One of the most effective qualities about Art Noise as a whole is the manner in which “soft” keyboard textures – strings, etc. – are employed in the delivery of “hard” arrangements. It’s a subtly effective approach, one rarely found in rock records. The mid-tempo yet rocking “Love” is an especially fine example of this; doomy Mellotron-style strings provide a warm melancholy to the song.
The band rocks hard-n-riffy on “Before You Burn and Fade.” A tasty guitar solo (shades of Thin Lizzy) and handclaps are among its highlights. “This is Your Life” ups the ante, and the close-harmony dual lead vocal conjures memories (again) of Redd Kross, specifically their 1993 tour de force Phaseshifter.
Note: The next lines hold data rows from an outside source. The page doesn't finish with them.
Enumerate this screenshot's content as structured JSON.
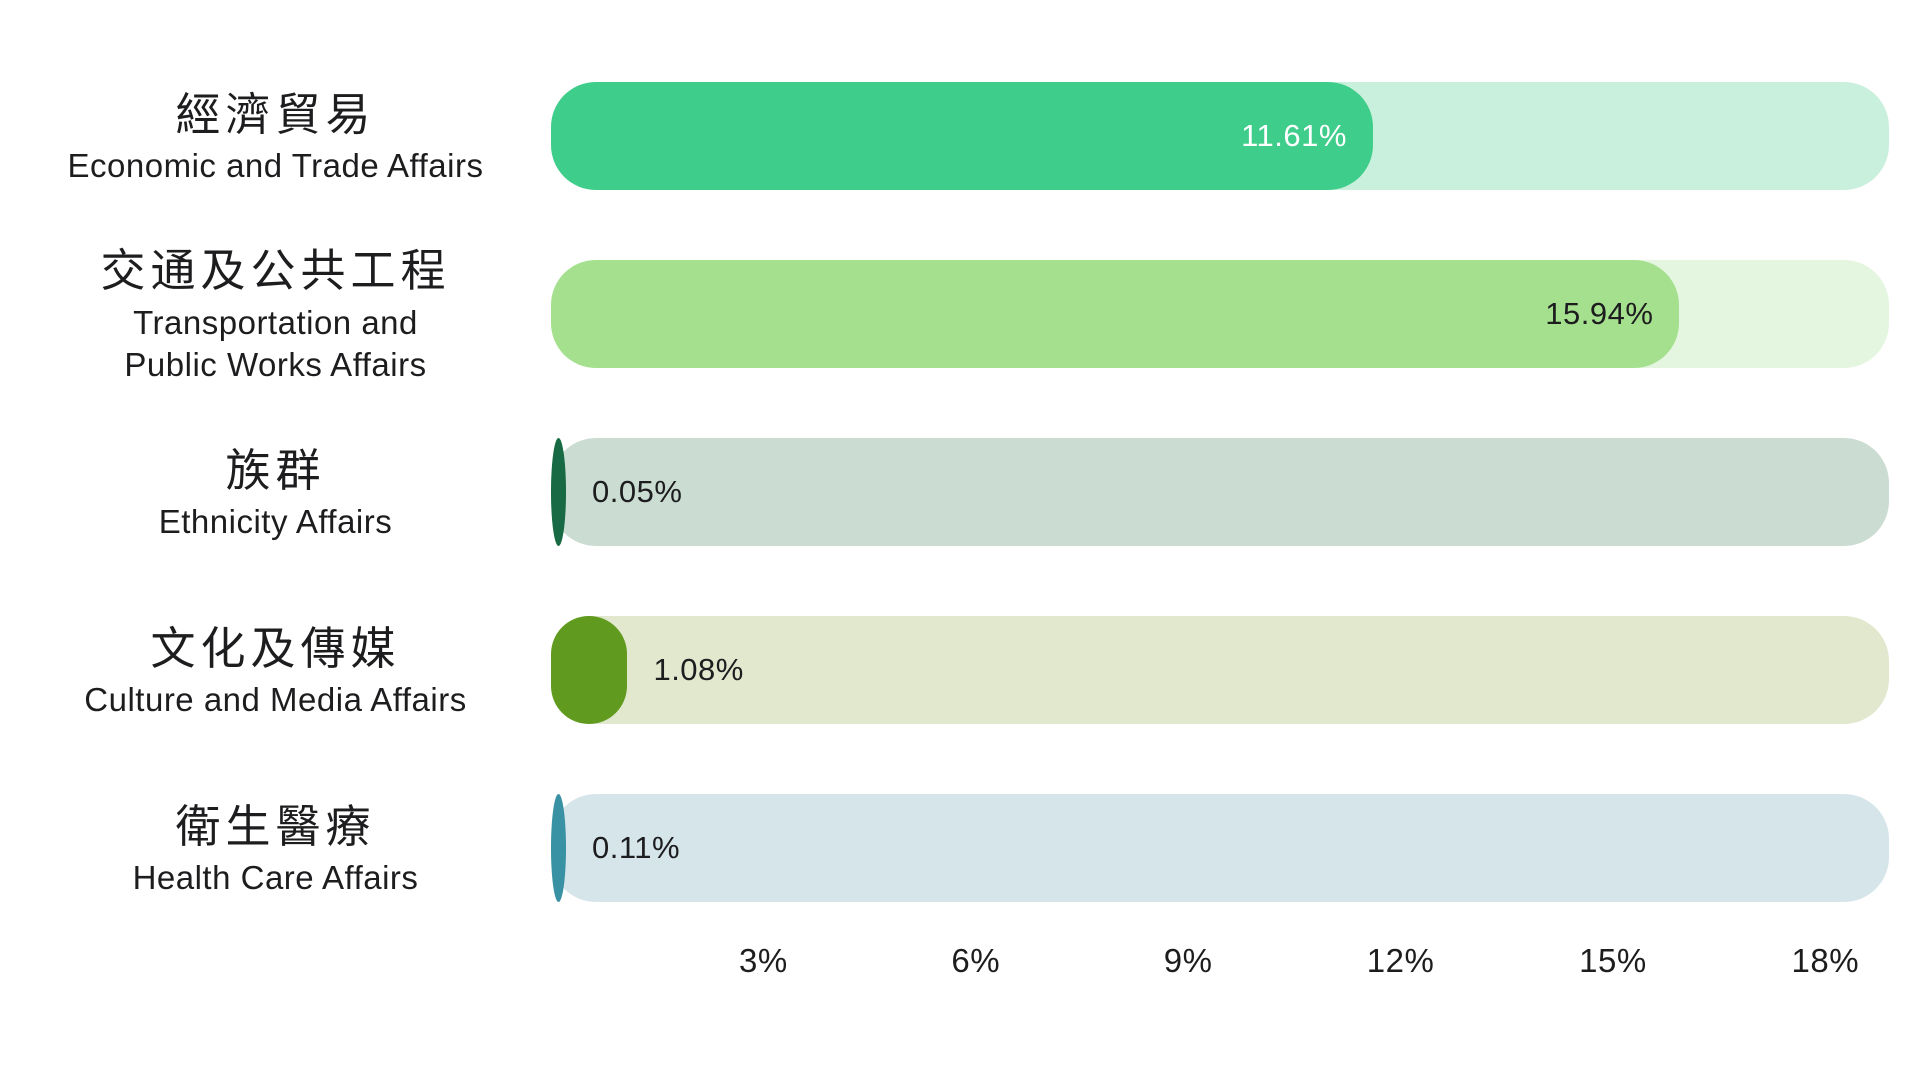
{
  "chart_data": {
    "type": "bar",
    "orientation": "horizontal",
    "title": "",
    "xlabel": "",
    "ylabel": "",
    "unit": "%",
    "xlim": [
      0,
      18.9
    ],
    "grid": false,
    "legend": "none",
    "background_color": "#ffffff",
    "text_color": "#1d1d1f",
    "x_tick_values": [
      3,
      6,
      9,
      12,
      15,
      18
    ],
    "x_ticks": [
      "3%",
      "6%",
      "9%",
      "12%",
      "15%",
      "18%"
    ],
    "rows": [
      {
        "label_zh": "經濟貿易",
        "label_en_lines": [
          "Economic and Trade Affairs"
        ],
        "value": 11.61,
        "value_label": "11.61%",
        "fill_color": "#3ecd8a",
        "track_color": "#c9f0dd",
        "value_label_inside": true,
        "value_label_color": "#ffffff"
      },
      {
        "label_zh": "交通及公共工程",
        "label_en_lines": [
          "Transportation and",
          "Public Works Affairs"
        ],
        "value": 15.94,
        "value_label": "15.94%",
        "fill_color": "#a5e08e",
        "track_color": "#e4f6e0",
        "value_label_inside": true,
        "value_label_color": "#1d1d1f"
      },
      {
        "label_zh": "族群",
        "label_en_lines": [
          "Ethnicity Affairs"
        ],
        "value": 0.05,
        "value_label": "0.05%",
        "fill_color": "#176a43",
        "track_color": "#cbdcd2",
        "value_label_inside": false,
        "value_label_color": "#1d1d1f"
      },
      {
        "label_zh": "文化及傳媒",
        "label_en_lines": [
          "Culture and Media Affairs"
        ],
        "value": 1.08,
        "value_label": "1.08%",
        "fill_color": "#609a1e",
        "track_color": "#e1e8ce",
        "value_label_inside": false,
        "value_label_color": "#1d1d1f"
      },
      {
        "label_zh": "衛生醫療",
        "label_en_lines": [
          "Health Care Affairs"
        ],
        "value": 0.11,
        "value_label": "0.11%",
        "fill_color": "#3992a4",
        "track_color": "#d5e5ea",
        "value_label_inside": false,
        "value_label_color": "#1d1d1f"
      }
    ]
  }
}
And the band provides further proof that they can rock with subtlety on “Born,” a dusty, windswept ode that manages to evoke concurrent thoughts of The Beatles‘ “I Want You (She’s so Heavy),” the 21st century stomp of Wolfmother, and the impenetrably weird 80s TV series Twin Peaks all at once.
Don’t hold the title against the Chris Alvy Band – Art Noise is prime melodic rock of the timeless variety. Swimming at the more rocking end of the powerpop pool, the Chris Alvy Band has crafted an all-killer-no-filler winner in Art Noise.